Modeling wave effects on storm surge from different typhoon intensities and sizes in the South China Sea

Abstract

In this study, the dependence of typhoon-induced storm surge and wave setup effect on typhoon intensity and size in the South China Sea are examined using the coupled ADCIRC + SWAN model. The model is first verified based on in situ observations in the Pearl River Estuary during the passage of super-typhoon Hato (2017). The model output is in good agreement with the observations, with relative errors and correlation coefficients of 4.97% and 0.80 (wind speed), 1.88% and 0.89 (storm surge), and 5.89% and 0.94 (significant wave height, SWH). The coupled model results show that the wave setup has a nonnegligible effect on storm surge simulation. Two sets of numerical experiments are designed to evaluate the variations in wave setup contribution to storm surges upon different typhoon intensities and sizes. With the increase of typhoon intensity or size, both maximum values and extended spatial ranges of the simulated SWH and storm surge increase significantly. In particular, the contribution of wave setup to the maximum storm surge increases nonlinearly with increasing typhoon intensity and size. For typhoon intensities ranging from 25 to 70 m s−1, the wave contribution to the storm surge increases from 0.02 to 0.17 m (1.96–6.66%).

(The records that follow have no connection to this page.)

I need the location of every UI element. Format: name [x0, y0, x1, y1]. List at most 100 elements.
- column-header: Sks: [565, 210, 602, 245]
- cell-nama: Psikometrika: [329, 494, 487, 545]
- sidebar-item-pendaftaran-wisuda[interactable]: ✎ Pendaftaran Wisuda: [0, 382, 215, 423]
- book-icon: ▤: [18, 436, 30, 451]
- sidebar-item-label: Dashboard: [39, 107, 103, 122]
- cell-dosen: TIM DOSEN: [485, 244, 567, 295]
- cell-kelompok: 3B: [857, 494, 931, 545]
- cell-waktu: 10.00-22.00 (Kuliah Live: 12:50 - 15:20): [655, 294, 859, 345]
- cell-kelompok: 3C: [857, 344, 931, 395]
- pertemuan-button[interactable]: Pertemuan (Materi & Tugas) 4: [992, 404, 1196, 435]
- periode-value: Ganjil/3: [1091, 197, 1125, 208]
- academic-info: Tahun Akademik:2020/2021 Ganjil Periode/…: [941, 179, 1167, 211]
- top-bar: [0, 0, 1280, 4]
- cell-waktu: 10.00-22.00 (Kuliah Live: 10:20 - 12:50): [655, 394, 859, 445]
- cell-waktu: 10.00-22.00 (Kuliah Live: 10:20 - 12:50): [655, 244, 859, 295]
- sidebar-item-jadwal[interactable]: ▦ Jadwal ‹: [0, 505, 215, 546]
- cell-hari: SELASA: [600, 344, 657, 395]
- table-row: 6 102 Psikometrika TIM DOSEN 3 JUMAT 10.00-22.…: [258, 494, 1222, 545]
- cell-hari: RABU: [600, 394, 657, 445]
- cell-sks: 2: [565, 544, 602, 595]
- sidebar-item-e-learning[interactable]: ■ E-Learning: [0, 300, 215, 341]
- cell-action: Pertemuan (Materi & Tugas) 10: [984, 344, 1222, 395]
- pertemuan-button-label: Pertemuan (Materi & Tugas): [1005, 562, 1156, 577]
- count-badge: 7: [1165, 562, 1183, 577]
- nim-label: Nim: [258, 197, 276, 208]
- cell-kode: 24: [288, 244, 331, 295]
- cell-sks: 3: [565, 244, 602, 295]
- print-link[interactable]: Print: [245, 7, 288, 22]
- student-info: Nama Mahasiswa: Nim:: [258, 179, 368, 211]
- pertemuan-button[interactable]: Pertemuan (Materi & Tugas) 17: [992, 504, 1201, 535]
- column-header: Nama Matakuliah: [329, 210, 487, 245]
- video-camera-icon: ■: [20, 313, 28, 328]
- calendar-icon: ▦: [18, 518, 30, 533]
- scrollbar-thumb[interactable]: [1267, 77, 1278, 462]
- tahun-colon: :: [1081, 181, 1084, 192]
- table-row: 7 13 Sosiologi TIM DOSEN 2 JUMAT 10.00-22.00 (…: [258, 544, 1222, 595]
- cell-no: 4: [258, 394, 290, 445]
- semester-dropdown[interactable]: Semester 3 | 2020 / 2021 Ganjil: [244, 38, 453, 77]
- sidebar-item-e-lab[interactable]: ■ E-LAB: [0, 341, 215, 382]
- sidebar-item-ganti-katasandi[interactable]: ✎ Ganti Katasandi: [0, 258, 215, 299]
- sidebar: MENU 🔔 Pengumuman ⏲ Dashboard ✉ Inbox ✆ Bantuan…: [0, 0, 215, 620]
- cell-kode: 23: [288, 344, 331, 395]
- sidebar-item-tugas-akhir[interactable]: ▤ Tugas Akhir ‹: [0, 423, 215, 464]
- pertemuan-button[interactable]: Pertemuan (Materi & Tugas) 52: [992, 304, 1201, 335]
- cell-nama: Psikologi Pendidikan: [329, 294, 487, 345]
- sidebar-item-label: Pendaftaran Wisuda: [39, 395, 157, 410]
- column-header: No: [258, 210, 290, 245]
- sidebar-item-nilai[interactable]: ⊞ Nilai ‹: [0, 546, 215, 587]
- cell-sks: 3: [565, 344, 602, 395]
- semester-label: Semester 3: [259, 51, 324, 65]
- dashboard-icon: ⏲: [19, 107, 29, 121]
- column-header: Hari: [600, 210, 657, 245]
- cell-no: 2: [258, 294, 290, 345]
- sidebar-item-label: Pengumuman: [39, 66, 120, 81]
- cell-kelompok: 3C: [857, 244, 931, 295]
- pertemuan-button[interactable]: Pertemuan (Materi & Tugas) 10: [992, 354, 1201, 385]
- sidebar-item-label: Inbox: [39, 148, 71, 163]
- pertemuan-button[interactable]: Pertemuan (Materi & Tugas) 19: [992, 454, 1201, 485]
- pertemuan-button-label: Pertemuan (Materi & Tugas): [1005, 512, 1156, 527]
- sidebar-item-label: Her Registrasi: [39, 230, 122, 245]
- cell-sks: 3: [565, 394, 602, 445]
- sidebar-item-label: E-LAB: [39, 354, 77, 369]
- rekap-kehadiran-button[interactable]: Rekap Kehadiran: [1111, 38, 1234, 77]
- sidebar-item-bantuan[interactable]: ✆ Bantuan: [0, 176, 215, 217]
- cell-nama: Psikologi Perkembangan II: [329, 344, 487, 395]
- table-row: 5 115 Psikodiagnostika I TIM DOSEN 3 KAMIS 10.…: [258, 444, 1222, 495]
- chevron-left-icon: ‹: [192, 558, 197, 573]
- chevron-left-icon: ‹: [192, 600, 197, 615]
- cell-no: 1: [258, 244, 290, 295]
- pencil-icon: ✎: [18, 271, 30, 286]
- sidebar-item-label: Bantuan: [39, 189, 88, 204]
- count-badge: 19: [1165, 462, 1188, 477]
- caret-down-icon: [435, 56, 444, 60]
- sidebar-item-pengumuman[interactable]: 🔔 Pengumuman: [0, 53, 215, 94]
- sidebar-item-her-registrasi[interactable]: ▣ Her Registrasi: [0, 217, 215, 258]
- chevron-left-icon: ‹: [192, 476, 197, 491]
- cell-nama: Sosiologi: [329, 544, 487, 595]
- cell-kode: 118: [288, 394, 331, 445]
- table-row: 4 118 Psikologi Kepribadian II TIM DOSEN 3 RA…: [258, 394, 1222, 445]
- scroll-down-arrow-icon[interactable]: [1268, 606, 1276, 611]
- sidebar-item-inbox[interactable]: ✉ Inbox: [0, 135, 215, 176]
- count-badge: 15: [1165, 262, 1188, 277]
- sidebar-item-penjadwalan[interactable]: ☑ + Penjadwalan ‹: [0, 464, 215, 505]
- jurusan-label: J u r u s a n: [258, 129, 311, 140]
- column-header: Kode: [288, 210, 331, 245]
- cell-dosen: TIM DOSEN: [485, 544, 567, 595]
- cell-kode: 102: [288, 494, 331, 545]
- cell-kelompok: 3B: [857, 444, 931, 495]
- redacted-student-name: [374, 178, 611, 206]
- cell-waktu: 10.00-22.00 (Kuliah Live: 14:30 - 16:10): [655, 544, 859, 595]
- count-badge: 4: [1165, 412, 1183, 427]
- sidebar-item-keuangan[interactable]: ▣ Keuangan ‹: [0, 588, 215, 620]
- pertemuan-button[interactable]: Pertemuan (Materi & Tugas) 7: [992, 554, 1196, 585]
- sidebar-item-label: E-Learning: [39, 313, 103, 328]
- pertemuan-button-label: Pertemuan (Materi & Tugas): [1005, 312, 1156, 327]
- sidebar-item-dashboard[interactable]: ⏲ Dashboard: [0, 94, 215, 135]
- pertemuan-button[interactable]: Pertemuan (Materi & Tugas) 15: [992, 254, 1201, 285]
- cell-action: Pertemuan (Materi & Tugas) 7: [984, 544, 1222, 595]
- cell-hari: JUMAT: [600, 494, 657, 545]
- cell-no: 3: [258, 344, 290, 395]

For typhoons with sizes from 10 to 60 km, the wave contribution to storm surge increases from 0.05 to 0.13 m (4.89–6.53%). However, when typhoon intensity is above 55 m s−1 or typhoon size is above 40 km, the percentage of wave setup contribution to the total storm surge tends to be saturated robustly. This study underlines the importance of incorporating wave setup effects into simulations of typhoon-induced storm surges, which are very important in mitigating typhoon disasters and designing criteria related to societal infrastructure and coastal engineering.